Other members of the protest movement continued to post on social media using the hashtag #tupatanethursday, or “see you on Thursday” in a mix of Swahili and English.
Ruto said he would now start a dialogue with Kenyan youth, without going into details, and work on austerity measures - beginning with cuts to the budget of the presidency - to make up the difference in the country’s finances.
He said the loss of life on Tuesday was “very unfortunate”.
Kenyan police have not responded to requests for comment about the violence.
Even if Ruto’s concession manages to see off the immediate threat of more unrest, it still leaves him caught between the competing demands of his hard-pressed citizens and of lenders such as the International Monetary Fund - which is urging the government to cut deficits to obtain more financing.
On Tuesday, police opened fire on crowds who massed around parliament and later broke into the senate chamber and national assembly, minutes after MPs had voted through the tax measures and sent them on to the president.
The Nation newspaper documented protests in at least 35 of Kenya’s 47 counties, from big cities to rural areas - even in Ruto’s hometown of Eldoret in his ethnic Kalenjin heartland.

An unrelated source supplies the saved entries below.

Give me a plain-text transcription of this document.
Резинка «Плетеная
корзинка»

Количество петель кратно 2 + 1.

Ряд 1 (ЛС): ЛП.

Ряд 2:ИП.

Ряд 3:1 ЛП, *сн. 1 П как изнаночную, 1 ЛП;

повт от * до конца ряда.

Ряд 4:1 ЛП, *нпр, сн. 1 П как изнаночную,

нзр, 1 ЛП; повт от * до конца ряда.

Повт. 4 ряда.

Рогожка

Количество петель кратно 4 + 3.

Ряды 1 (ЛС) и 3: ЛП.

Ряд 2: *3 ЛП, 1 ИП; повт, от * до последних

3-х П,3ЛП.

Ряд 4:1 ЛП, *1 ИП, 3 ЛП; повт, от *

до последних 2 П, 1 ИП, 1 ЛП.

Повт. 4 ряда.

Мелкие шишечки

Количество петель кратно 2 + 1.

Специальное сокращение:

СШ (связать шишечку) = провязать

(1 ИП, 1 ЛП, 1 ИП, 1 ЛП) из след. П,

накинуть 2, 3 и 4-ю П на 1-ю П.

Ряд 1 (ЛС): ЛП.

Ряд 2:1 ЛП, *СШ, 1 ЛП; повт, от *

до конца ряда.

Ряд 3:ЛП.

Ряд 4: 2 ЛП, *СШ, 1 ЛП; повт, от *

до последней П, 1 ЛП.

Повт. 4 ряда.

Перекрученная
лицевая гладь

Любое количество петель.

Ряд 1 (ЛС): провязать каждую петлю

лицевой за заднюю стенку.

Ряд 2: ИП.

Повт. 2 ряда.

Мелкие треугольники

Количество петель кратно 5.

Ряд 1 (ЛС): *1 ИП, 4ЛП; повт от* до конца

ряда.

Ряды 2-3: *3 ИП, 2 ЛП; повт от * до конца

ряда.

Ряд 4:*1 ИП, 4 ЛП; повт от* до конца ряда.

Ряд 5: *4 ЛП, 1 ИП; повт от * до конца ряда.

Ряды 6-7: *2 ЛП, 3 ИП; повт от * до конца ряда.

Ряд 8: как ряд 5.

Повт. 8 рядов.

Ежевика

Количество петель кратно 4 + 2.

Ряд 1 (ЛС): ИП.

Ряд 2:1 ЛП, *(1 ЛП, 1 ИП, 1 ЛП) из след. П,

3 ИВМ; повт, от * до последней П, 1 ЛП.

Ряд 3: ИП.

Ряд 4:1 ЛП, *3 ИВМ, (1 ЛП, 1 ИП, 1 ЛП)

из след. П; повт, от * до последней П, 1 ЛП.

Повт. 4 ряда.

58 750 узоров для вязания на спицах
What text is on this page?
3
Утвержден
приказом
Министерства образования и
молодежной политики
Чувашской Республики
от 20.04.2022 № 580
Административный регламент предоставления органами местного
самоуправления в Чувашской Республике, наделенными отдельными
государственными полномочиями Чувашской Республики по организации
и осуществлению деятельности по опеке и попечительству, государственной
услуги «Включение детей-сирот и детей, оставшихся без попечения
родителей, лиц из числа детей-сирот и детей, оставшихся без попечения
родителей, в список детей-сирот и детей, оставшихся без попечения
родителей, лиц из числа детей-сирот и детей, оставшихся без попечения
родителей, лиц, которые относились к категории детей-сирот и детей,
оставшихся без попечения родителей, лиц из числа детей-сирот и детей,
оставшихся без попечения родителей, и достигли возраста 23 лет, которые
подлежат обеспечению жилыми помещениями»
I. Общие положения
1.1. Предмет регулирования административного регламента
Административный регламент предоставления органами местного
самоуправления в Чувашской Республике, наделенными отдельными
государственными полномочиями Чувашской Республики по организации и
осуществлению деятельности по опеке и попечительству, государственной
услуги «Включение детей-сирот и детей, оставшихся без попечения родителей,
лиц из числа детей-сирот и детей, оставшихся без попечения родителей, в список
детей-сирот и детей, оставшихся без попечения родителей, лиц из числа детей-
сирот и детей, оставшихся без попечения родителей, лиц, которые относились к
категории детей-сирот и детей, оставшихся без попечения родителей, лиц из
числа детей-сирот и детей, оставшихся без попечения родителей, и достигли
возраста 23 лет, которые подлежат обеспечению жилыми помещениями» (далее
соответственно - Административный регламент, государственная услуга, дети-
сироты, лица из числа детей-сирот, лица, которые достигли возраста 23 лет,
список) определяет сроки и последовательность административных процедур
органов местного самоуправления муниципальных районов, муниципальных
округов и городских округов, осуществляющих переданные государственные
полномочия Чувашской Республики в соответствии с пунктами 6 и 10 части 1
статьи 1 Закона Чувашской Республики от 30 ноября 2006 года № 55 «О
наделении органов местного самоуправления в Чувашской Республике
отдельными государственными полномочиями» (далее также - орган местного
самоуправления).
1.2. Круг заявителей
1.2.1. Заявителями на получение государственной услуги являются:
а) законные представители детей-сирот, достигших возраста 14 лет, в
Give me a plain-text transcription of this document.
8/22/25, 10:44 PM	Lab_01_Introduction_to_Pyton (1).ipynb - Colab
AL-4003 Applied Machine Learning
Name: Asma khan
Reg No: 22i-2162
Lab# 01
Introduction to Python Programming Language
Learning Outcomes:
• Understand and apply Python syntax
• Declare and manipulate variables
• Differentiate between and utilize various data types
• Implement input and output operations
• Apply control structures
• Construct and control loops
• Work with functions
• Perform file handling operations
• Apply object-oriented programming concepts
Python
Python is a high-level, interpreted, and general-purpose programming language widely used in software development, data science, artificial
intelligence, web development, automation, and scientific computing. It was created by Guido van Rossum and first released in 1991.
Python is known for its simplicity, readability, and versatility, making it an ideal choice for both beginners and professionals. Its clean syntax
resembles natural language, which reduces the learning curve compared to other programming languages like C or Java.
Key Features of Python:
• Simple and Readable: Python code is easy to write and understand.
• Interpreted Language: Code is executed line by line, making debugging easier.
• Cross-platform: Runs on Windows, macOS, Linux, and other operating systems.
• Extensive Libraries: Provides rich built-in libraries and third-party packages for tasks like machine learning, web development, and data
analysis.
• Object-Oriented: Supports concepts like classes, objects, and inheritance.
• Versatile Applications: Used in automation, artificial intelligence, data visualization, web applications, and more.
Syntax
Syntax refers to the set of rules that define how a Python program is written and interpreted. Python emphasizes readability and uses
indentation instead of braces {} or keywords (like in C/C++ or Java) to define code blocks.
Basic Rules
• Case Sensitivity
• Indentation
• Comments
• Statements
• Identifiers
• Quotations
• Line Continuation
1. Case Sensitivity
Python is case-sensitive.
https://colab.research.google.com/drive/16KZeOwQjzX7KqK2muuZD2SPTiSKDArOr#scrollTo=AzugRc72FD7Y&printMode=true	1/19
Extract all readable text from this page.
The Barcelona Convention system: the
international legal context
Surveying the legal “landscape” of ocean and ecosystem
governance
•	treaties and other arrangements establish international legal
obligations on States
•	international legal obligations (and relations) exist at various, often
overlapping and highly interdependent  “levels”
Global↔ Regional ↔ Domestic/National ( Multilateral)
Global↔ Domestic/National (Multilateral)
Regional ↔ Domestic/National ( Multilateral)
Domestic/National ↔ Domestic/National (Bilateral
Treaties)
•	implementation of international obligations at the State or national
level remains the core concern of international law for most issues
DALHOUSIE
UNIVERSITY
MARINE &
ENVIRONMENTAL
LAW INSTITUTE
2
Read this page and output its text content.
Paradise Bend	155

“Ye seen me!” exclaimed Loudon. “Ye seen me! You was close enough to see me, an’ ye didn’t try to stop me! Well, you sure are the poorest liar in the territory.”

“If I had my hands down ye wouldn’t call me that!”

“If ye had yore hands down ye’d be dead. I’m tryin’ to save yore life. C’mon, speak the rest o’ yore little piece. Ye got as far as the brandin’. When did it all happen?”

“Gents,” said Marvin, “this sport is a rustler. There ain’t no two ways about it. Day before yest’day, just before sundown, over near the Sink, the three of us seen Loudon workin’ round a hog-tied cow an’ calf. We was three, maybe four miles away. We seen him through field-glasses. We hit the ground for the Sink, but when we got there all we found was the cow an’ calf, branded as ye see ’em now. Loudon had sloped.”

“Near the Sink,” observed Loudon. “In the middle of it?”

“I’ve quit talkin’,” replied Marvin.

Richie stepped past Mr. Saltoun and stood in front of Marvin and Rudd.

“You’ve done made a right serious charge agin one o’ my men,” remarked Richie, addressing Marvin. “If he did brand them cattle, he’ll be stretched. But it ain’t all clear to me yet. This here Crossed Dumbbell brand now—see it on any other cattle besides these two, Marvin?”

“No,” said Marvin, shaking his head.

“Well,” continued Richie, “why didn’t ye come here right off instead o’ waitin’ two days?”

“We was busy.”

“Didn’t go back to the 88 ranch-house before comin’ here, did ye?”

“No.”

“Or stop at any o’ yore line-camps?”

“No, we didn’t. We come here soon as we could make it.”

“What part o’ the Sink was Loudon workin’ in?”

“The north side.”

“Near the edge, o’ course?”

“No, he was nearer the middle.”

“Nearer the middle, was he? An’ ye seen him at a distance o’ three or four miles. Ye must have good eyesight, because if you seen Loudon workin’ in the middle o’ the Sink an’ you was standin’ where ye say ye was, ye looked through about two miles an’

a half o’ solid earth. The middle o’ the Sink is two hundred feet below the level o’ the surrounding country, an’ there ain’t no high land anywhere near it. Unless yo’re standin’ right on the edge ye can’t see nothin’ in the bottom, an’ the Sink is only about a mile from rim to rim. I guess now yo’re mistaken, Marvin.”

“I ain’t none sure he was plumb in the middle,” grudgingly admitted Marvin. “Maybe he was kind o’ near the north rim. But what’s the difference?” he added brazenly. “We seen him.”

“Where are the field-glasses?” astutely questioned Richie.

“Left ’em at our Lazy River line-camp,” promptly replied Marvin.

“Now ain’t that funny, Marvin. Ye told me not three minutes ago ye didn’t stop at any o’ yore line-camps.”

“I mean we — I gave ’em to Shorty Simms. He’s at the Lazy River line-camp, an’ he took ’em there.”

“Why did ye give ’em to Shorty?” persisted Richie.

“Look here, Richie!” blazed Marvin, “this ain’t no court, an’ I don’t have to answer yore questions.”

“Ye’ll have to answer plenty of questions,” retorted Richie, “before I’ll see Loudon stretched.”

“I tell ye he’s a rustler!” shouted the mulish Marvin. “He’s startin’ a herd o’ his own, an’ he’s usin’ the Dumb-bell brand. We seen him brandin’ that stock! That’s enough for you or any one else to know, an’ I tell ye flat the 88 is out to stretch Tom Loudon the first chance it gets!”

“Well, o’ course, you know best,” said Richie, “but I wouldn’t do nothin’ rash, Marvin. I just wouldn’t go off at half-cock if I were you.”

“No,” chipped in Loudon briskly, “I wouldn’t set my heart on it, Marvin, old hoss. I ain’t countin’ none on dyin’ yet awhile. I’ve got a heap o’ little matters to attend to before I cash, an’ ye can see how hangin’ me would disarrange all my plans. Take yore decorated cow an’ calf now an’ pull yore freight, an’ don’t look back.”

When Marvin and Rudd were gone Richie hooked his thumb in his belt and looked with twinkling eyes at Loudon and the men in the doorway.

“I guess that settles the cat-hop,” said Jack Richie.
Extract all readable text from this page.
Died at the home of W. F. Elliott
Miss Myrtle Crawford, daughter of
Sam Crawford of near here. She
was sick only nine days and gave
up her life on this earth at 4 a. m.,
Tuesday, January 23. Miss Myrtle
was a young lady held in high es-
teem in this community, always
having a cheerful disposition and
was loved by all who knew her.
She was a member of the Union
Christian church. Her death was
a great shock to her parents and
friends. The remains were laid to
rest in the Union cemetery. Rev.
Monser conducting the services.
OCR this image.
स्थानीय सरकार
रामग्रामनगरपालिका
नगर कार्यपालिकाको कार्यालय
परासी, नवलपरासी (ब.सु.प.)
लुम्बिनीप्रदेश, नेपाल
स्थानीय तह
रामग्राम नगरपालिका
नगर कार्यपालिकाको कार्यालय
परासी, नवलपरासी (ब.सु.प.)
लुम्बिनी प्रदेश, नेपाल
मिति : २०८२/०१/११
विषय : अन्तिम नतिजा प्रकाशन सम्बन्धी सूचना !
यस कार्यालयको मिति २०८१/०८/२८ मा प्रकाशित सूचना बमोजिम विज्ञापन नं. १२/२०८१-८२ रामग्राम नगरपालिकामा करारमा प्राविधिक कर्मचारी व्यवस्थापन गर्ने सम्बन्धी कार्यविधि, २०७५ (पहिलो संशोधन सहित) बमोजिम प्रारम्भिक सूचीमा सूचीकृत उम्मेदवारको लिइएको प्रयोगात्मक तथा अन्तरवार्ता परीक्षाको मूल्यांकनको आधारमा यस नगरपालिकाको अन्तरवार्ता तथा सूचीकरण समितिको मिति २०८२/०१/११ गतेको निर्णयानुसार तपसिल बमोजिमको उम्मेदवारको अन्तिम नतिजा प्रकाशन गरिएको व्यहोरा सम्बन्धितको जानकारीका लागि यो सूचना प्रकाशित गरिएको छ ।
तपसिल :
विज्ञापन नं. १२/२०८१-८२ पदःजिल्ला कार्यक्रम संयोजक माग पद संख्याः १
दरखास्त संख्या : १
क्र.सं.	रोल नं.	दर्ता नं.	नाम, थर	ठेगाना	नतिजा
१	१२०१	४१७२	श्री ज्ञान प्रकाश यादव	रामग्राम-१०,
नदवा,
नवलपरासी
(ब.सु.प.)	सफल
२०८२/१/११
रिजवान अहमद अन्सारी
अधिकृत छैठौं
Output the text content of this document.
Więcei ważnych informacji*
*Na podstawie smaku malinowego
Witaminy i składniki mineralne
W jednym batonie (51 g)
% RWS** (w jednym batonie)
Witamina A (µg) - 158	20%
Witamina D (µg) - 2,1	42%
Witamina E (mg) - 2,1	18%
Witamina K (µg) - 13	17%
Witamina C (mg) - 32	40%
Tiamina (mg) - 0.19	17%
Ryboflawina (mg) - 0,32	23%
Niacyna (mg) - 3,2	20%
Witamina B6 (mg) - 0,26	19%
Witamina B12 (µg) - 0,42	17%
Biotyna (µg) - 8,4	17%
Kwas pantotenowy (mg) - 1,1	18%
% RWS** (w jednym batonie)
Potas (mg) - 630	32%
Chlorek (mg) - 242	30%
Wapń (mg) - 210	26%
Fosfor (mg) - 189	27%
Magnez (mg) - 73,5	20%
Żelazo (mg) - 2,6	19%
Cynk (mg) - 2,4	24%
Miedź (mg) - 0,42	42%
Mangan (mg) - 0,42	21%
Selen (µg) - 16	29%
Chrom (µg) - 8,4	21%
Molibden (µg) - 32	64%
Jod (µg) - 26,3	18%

At least 23 people were killed across the country and another 30 were being treated for bullet wounds, the Kenya Medical Association said on Wednesday.
Posts on social media had urged people to occupy the State House, the president’s office and residence, on Thursday, and the local offices of the World Bank and the IMF on Friday although it was not immediately clear if the calls came from individuals or a broader movement.
Heavily armed police patrolled the streets of the capital Nairobi, which were quieter than usual on Wednesday.
The protests began as an online outpouring of anger by young, tech-savvy Kenyans at proposed taxes on bread and diapers and evolved into a larger movement calling for the scrapping of the entire finance bill including the taxes.